It’s been a tough start to 2025 for Nvidia (NASDAQ: NVDA), with its stock price down nearly 30% from its record peak of $153.13, reached on January 7.
The company continues to capitalize on strong demand for its high-performance artificial intelligence (AI) chips, yet it hasn’t escaped the broader market sell-off amid concerns about the strength of the U.S. economy and impacts of the trade tariffs being implemented by the Trump administration. Still, longtime shareholders have little to complain about, as Nvidia’s stock has returned a spectacular 1,500% over the past five years.
Is this recent weakness present a buy-the-dip opportunity, or does it foreshadow more turbulence ahead? Let’s explore whether Nvidia’s stock can reclaim its all-time high.
Even amid stock market headwinds this year, the AI revolution is alive and well. Advancements in machine learning, automation, and generative AI are rapidly reshaping the global economy. Nvidia stands at the core of this transformation, with its cutting-edge graphics processing units (GPUs) driving these AI breakthroughs.

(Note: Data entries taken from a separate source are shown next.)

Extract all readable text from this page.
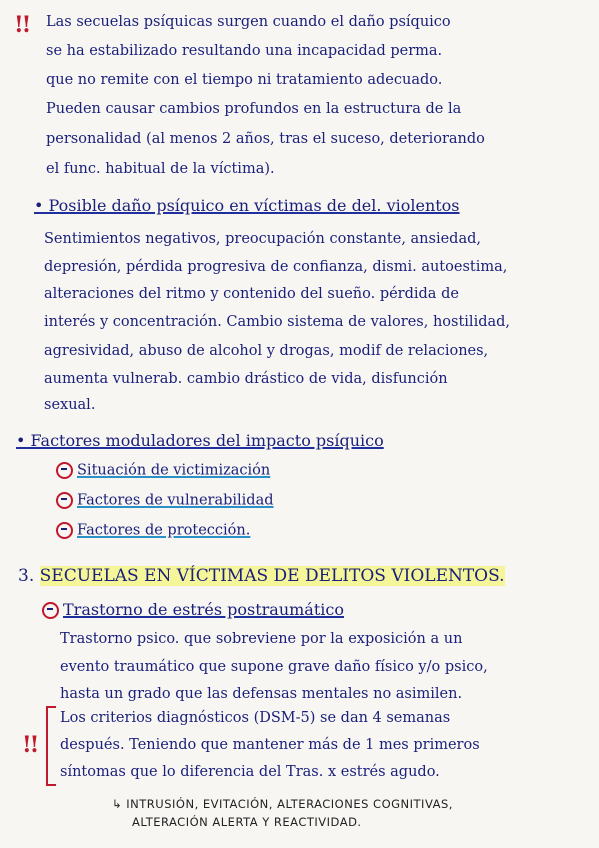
!! Las secuelas psíquicas surgen cuando el daño psíquico
se ha estabilizado resultando una incapacidad perma.
que no remite con el tiempo ni tratamiento adecuado.
Pueden causar cambios profundos en la estructura de la
personalidad (al menos 2 años, tras el suceso, deteriorando
el func. habitual de la víctima).
• Posible daño psíquico en víctimas de del. violentos
Sentimientos negativos, preocupación constante, ansiedad,
depresión, pérdida progresiva de confianza, dismi. autoestima,
alteraciones del ritmo y contenido del sueño. pérdida de
interés y concentración. Cambio sistema de valores, hostilidad,
agresividad, abuso de alcohol y drogas, modif de relaciones,
aumenta vulnerab. cambio drástico de vida, disfunción
sexual.
• Factores moduladores del impacto psíquico
Situación de victimización
Factores de vulnerabilidad
Factores de protección.
3. SECUELAS EN VÍCTIMAS DE DELITOS VIOLENTOS.
Trastorno de estrés postraumático
Trastorno psico. que sobreviene por la exposición a un
evento traumático que supone grave daño físico y/o psico,
hasta un grado que las defensas mentales no asimilen.
!!
Los criterios diagnósticos (DSM-5) se dan 4 semanas
después. Teniendo que mantener más de 1 mes primeros
síntomas que lo diferencia del Tras. x estrés agudo.
↳ INTRUSIÓN, EVITACIÓN, ALTERACIONES COGNITIVAS,
ALTERACIÓN ALERTA Y REACTIVIDAD.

In fiscal 2025 (covering the period ended Jan. 26), Nvidia’s annual revenue surged 114% to $130.5 billion, fueled by demand from cloud service providers, including tech giants like Alphabet, Amazon, and Microsoft as they expand their data center AI infrastructure. Nvidia leveraged its operational momentum and pricing power to achieve record profitability, with full-year adjusted net income reaching $74.3 billion — a 130% increase from the previous year.

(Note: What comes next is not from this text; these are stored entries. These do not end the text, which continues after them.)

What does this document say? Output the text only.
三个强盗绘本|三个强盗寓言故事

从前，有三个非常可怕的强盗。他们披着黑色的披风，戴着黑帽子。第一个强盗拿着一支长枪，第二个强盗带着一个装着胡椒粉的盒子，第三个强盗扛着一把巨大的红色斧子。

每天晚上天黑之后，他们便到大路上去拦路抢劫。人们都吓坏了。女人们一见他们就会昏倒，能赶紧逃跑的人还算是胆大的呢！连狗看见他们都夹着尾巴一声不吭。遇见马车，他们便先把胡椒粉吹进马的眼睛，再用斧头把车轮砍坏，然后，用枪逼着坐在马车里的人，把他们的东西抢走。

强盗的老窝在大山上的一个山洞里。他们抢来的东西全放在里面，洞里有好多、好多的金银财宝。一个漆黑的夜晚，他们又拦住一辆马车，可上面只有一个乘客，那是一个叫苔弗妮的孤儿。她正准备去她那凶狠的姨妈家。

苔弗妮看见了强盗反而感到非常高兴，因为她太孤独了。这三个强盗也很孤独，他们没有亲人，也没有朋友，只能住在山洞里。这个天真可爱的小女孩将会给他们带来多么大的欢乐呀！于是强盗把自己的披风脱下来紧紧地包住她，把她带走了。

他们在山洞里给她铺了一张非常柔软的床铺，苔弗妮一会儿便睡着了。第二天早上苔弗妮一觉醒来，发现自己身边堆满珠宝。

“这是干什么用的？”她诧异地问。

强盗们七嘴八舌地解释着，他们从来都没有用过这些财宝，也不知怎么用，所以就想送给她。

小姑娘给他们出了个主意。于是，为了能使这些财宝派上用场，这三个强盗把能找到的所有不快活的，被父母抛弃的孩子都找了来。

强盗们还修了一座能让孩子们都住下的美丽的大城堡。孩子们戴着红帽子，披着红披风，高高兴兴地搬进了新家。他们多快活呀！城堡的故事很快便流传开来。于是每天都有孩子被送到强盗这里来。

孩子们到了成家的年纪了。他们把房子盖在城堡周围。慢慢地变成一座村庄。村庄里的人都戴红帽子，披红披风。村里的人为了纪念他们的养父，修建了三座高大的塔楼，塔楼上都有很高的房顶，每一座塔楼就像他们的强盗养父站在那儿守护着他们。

This growth highlights the emergence of reasoning AI — systems that emulate human-like problem-solving, along with agentic AI systems that represent autonomous workflows capable of independently executing complex tasks. These capabilities are still in the early stages of widespread global adoption.
By all accounts, Nvidia’s trajectory is just getting started as it launches its latest Blackwell chip platform, which promises up to four times the training performance and 30 times the speed of its predecessor architecture. That was the message from Nvidia founder and CEO Jensen Huang, who emphasized that the complexity of AI workloads is accelerating.
At the recent GPU Technology Conference, Huang said:
Customer demand is incredible, and for good reason, because we’re at an inflection point in AI — the amount of computation required is far greater due to reasoning AI, the training of reasoning AI systems, and Agentic systems.
For the year ahead (fiscal 2026), Wall Street analysts tracked by Yahoo! Finance project Nvidia’s revenue to grow at an annual rate of 56.6%, with adjusted earnings per share (EPS) rising 51.5% to $4.53. While these figures mark a deceleration from last year’s exceptional pace, they still underscore Nvidia’s dominant role as the AI leader, with a technological advantage that competitors are still attempting to replicate.